Every time Robocop's helmet is removed, his chin guard just seems to... disappear. At first it's on, then we cut to another angle and it's not there anymore. This happens in every incarnation of the franchise, so it must be a deliberate choice. The question is... why did they decide to shoot those scenes like that?
You're probably just not supposed to notice. It's the same reason why, the one and only time we see Batman remove his cowl on-screen, the black stuff around his eyes suddenly disappears. In other words, I don't know either, and it bugs me too.
In Prime Directives, there is one scene where Robocop removes his helment in one shot, and the chin guard remains.
Perhaps it usually just falls off when it's not being supported by the helmet being screwed on, but they have that happen offscreen so that it doesn't ruin the drama of the moment. The first time he takes his helmet off especially, it kind of would have messed up the emotional impact of the scene if, after unscrewing the bolts, you saw the chinguard go toppling off, clank off his chest, and go bouncing across the floor as it landed.
Here's one that kinda annoys me. Robocop is, by directive or nature, a cop. So why is he putting so many pullets into the center-mass of everyone he shoots at? While I don't deny cops have the right to use lethal force, Robocop has outstanding targeting abilities and would be perfectly capable of putting a round into a criminals kneecap, taking them out of the fight without a kill count.
You can still fire a gun with a busted kneecap. The only way to reliably, totally take someone out of a fight using a gun is to use lethal force. Fleshwounds aren't, and if the wound isn't enough to at least send them into shock, they're going to be more than capable of firing back.
"Shoot to maim" is only used in potentially dangerous circumstances like the person is reaching for a gun. If the situation evolves into imminent danger that means they are an immediate threat (gun in hand) and you shoot center mass.'
Do also keep in mind that they wanted to use RoboCop to "deal" with the criminals in Detroit... Deal here meaning getting rid of them.
Robn does, after all, still have more live-capture options than ED-209. Remember that ED-209 was OCP's "official" submittal for the job of Heavy Robotic Police Unit- and they designed it with heavy cannons and antitank rocket launchers, and without hands or such options as tear gas or tasers. It was clear that whoever was funding this project had very little interest in taking suspects alive for imprisonment, and plenty of interest in just dealing with them on the spot.

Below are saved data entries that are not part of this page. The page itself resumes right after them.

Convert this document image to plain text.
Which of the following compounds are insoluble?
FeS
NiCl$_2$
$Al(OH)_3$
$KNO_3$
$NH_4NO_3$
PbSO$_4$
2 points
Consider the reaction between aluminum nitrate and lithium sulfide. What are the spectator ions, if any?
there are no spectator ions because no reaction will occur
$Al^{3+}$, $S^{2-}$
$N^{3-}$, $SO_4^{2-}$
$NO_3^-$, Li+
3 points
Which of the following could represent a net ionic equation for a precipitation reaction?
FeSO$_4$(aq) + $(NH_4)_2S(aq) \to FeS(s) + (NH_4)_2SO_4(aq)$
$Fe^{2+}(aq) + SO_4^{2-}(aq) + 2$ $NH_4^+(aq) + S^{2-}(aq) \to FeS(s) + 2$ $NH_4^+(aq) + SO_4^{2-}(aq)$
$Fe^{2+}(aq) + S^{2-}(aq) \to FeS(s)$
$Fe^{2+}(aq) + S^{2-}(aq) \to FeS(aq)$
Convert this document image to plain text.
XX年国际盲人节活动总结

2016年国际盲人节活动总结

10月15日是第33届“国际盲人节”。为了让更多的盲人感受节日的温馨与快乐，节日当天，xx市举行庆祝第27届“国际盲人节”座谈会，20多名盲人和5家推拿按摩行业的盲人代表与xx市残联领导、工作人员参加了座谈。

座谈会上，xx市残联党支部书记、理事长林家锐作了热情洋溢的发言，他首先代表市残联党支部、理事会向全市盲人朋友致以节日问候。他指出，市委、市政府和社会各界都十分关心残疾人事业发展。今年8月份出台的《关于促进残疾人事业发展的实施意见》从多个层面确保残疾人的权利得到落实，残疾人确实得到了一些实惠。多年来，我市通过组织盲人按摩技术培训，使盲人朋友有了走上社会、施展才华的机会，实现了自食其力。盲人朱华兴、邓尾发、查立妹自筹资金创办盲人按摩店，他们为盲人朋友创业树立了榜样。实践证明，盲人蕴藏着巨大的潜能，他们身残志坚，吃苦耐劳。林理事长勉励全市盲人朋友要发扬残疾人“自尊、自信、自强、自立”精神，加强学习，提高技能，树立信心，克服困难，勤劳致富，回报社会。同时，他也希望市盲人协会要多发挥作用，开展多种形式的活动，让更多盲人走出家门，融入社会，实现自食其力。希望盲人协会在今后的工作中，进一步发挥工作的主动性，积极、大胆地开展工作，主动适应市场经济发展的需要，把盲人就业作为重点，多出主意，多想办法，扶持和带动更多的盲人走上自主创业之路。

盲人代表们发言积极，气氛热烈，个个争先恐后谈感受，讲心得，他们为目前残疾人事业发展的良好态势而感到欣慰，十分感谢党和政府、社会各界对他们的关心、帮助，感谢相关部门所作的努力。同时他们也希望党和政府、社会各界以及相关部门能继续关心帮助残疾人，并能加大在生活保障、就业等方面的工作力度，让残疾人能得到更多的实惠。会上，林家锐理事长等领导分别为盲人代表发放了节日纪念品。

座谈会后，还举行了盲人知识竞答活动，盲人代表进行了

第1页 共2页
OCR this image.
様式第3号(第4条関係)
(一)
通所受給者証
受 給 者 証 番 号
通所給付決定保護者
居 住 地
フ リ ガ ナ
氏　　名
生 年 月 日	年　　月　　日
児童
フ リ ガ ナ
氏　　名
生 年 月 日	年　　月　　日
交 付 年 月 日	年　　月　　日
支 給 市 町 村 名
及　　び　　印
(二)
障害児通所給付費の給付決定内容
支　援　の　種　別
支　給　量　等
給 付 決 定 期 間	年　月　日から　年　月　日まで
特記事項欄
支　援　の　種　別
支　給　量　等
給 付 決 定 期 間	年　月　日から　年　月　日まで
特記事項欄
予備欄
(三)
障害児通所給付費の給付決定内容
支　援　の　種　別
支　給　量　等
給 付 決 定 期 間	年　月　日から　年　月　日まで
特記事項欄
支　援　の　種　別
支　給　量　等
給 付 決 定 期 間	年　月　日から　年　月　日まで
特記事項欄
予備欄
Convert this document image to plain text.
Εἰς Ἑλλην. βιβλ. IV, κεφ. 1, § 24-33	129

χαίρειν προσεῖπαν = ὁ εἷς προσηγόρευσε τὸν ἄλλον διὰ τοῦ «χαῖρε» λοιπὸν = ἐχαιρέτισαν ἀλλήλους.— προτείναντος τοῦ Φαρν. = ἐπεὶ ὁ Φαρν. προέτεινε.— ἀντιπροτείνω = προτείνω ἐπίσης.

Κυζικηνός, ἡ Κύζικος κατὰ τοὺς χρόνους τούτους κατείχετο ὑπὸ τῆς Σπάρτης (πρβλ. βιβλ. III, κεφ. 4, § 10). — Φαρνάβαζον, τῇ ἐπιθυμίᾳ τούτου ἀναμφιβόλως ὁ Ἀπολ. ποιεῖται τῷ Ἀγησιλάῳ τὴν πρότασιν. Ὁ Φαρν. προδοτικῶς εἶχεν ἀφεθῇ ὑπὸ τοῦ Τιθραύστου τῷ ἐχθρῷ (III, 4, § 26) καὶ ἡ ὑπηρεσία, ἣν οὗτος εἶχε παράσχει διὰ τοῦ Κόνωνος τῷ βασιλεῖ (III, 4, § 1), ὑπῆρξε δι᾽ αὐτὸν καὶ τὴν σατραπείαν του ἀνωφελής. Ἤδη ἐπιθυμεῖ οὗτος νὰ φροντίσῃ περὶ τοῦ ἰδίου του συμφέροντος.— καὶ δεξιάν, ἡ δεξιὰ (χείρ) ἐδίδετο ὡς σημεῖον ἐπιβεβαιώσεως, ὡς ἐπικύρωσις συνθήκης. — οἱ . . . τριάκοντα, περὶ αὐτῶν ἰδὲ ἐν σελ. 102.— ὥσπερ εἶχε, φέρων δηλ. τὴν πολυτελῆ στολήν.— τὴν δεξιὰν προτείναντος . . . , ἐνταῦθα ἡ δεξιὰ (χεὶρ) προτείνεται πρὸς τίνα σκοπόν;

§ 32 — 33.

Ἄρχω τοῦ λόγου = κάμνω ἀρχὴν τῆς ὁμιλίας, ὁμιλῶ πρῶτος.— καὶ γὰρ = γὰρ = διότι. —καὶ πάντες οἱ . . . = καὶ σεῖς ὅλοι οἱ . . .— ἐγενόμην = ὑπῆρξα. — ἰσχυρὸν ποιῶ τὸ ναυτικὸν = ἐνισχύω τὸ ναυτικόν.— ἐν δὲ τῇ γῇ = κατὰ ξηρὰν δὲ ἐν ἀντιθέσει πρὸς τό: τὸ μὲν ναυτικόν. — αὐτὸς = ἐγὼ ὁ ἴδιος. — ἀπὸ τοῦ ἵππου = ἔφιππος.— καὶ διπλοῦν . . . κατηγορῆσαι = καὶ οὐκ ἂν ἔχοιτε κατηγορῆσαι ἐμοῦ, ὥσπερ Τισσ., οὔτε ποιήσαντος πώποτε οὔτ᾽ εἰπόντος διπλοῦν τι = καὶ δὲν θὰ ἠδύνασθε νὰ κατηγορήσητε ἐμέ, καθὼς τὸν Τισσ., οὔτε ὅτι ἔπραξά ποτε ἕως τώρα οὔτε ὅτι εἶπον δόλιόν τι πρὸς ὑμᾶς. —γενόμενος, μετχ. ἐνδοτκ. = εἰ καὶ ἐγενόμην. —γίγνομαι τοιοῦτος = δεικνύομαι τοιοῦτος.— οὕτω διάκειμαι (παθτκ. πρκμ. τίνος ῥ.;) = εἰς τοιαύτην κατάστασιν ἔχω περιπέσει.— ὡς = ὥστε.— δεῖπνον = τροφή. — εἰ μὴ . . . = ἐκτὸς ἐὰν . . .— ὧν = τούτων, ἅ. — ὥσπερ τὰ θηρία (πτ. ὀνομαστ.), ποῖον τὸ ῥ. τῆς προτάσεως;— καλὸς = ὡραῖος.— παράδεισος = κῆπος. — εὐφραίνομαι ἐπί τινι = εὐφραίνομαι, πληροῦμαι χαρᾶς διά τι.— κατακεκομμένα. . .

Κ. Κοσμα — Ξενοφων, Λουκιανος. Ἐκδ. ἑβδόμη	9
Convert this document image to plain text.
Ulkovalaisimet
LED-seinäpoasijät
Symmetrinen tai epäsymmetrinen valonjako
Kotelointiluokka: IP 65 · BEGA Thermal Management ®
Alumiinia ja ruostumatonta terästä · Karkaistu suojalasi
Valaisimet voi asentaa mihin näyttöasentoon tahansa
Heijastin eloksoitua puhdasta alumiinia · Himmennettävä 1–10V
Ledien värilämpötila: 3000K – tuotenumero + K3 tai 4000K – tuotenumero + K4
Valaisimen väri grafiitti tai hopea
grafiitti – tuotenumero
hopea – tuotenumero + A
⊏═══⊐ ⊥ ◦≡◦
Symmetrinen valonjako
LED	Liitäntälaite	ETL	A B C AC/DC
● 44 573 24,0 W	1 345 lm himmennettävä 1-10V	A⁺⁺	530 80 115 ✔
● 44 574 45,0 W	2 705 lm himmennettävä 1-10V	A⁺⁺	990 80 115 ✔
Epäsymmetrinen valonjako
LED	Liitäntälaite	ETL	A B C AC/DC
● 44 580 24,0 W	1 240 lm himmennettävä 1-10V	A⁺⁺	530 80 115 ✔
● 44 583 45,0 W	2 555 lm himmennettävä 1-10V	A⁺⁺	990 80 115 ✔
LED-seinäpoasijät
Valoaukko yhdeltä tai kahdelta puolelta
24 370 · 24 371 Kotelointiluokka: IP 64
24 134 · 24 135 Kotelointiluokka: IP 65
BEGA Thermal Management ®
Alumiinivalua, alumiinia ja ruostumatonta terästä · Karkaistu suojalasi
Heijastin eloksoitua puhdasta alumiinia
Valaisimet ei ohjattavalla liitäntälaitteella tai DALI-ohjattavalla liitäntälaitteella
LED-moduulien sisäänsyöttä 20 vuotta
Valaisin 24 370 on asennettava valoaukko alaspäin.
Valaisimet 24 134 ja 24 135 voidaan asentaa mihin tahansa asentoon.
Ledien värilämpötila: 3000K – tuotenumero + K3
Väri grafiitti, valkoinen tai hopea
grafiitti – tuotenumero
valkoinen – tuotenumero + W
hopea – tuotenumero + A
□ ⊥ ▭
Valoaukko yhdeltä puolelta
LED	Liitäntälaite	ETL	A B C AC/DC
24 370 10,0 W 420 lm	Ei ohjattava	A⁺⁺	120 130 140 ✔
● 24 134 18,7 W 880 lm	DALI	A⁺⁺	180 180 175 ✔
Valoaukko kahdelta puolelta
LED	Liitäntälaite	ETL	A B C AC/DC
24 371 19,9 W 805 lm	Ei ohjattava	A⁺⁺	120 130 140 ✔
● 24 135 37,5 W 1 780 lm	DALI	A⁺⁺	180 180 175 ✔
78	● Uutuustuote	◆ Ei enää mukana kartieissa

A gun is a lethal weapon. If you can shoot to maim, you weren't in enough danger and it can be classified as excessive force. If the person dies due to your maiming, you can be charged with manslaughter. If they can survive, you can be sued and will likely lose. They could also change their story. For most states, if you feel threatened enough to use a gun in self-defense, it is suggested you shoot to kill. In Robocop's case, he is acting in defense of others, which is still justified.
Everyone he shoots has a gun, is shooting at him, or is threatening to hurt someone else. These are all perfectly solid grounds for shooting to kill.
Victoria Police is recognized as one of the best police forces in the world. Their policy in a situation where use of deadly force is to be used (going by my knowledge of LAPD SWAT standards as an example, gun up, threatening officer or civilians or point a gun at an officer ordering compliance) they aim for the upper body and keep firing until the threat is stopped. This is because the first shot does not always do the job.